I do not have easy answers to such worrying questions—but the questions are ones, nevertheless, from which we must not shy away.  What I will continue to assert is that dogma, retrenchment, and reductivism are the worst of all possible responses when we are confronted with profound, perplexing, and even distressing difference.  It is a form of hubris that characterizes not only the political commentators and demagogues that Deborah Tannen examines but also many academics who assert the inviolability of their own truths, their own disciplinary perspectives.  As difficult and even unimaginable as it may be for many intellectuals, we and our students sometimes just need to be quiet and listen more carefully.

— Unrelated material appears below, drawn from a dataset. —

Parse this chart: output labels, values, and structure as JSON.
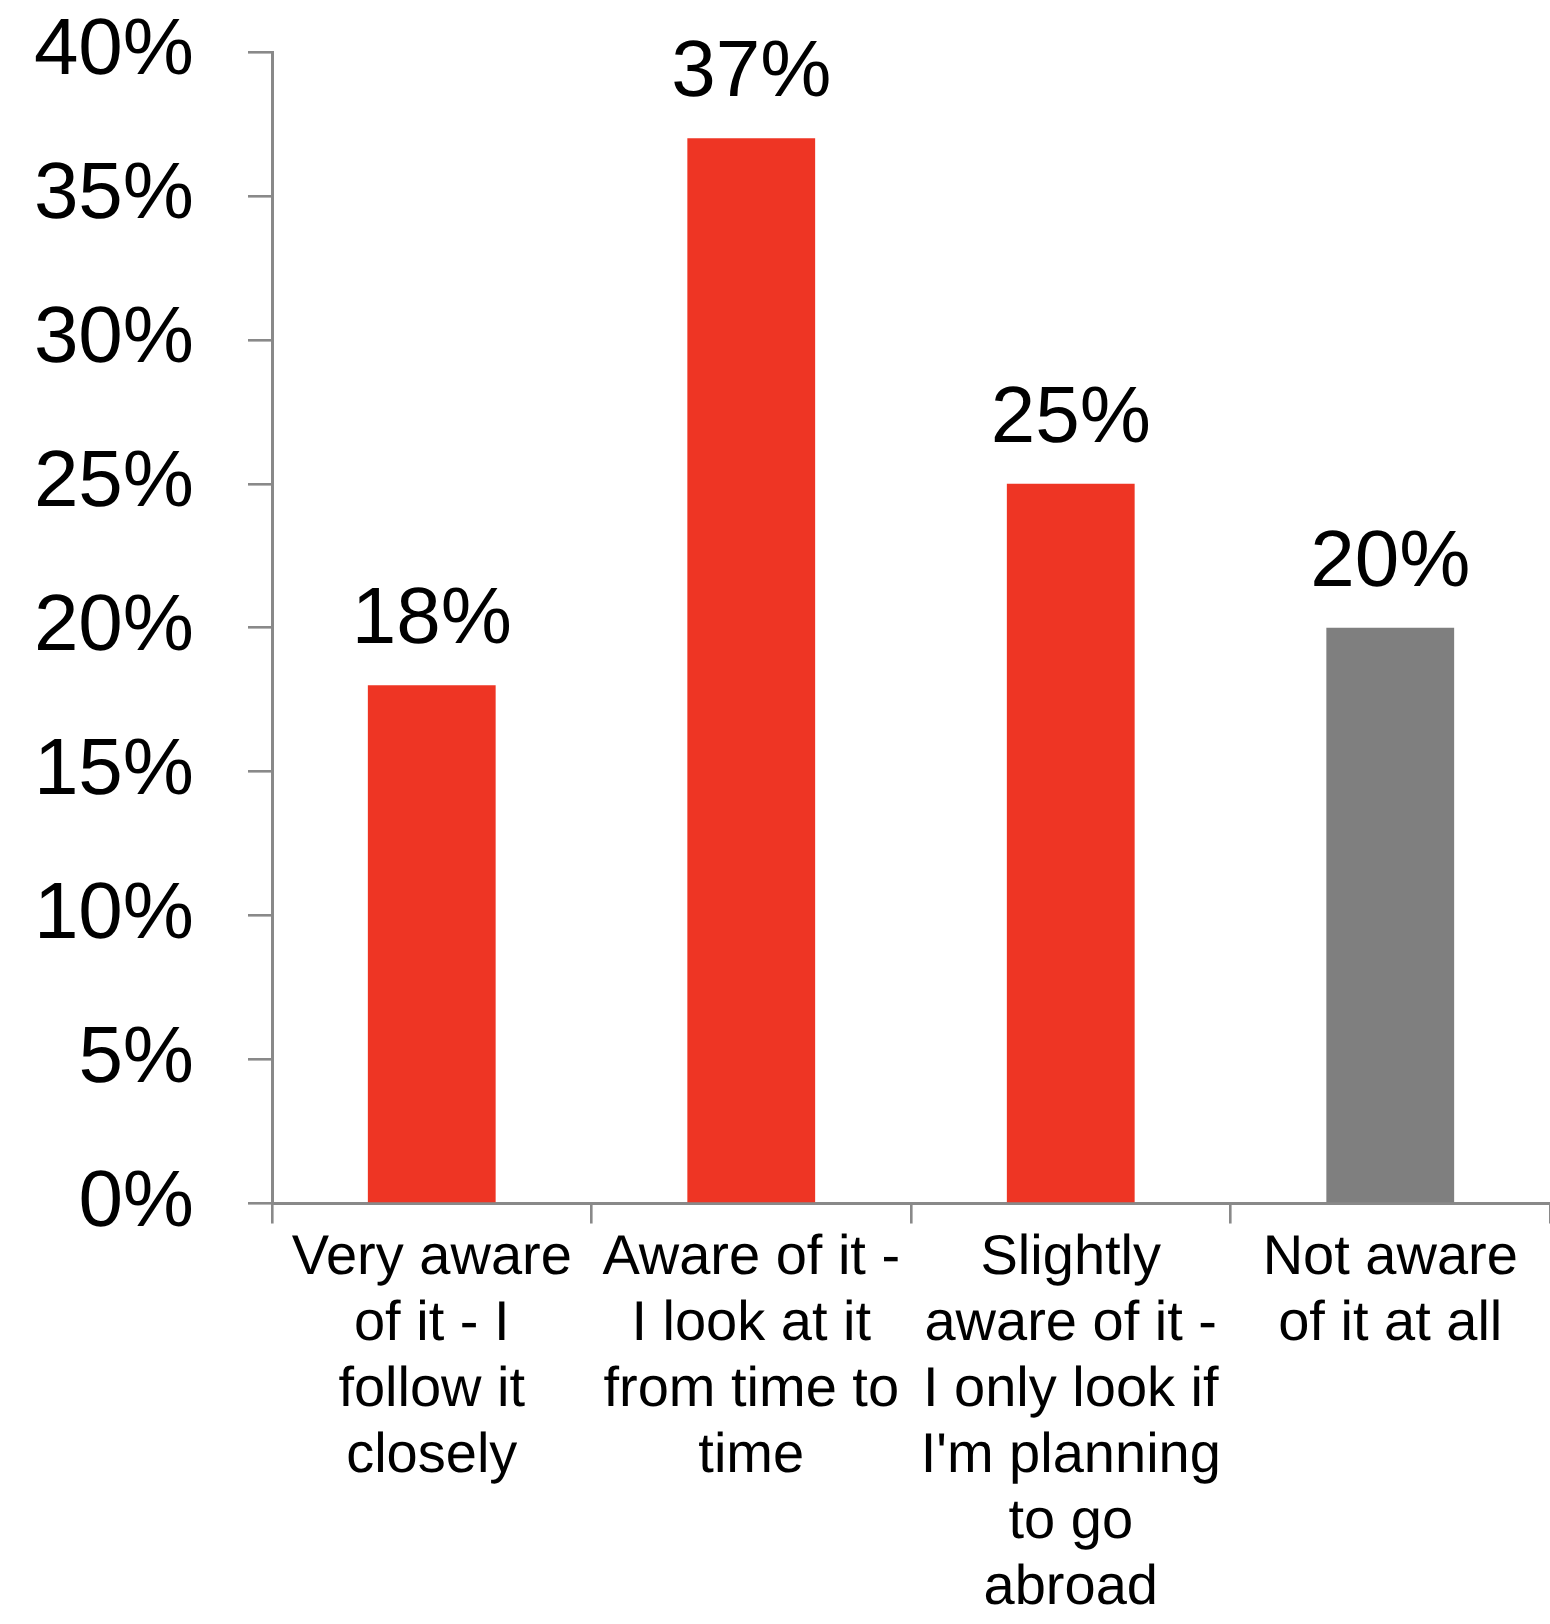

In sum, I want to leave you with a call for an investment in forms of education and interdisciplinarity that are relevant to twenty-first century life, ones that are respectful of others but also self-confident in what we offer others, ones that are self-aware but not self-satisfied.  Some of the most joyous moments in my life have occurred in the process of conversing with others.  Some of the worst moments in my life have occurred in similar situations.  Conversations can thrill us.  Conversations can practically kill us (and they can literally do so if they lead to violence).  We shoulder grave responsibilities in educating our students in a transformational intellectualism that is also welcoming and respectful.  Technology alone does not help us there.

What the diversity of the arts and sciences offer us is the opportunity to engage in a dialogue across differences, to work toward an understanding of complexity and ambiguity.  In my own college, I call this large project of the arts and sciences a “Dialogue Toward Understanding.”  In our teaching and research, we must welcome diverse opinions and differing perspectives, and through those gain a better understanding of the complexity of social, scientific, and cultural questions, as well as our own blind spots.  Through interdisciplinary training we prepare students to participate with respect, curiosity, and self-awareness in their professional lives, in their engagements with the arts, and in civil society.  Our students are equipped to respond flexibly and creatively to challenges of the future, ones that we cannot even anticipate today.  We can couple the practical and the philosophical, the applied and the theoretical, the scientific and the aesthetic.  Out of that intersection and mutual enrichment can come a group of graduates who are better able to tackle the enormity of the challenges of violence, hatred, and intolerance.  We need visionaries; we need innovators; we need individuals who are able to place their own selfish needs into a broader perspective of human needs and shared challenges. 

We need an interdisciplinary approach to the liberal arts and sciences as never before.  On our ability to cultivate tolerance, a love for difference, and a respect for diversity hinges our very survival.  In contrast to those who claim primacy for the technological, I say that an interdisciplinary liberal arts education is perhaps our only hope for the future.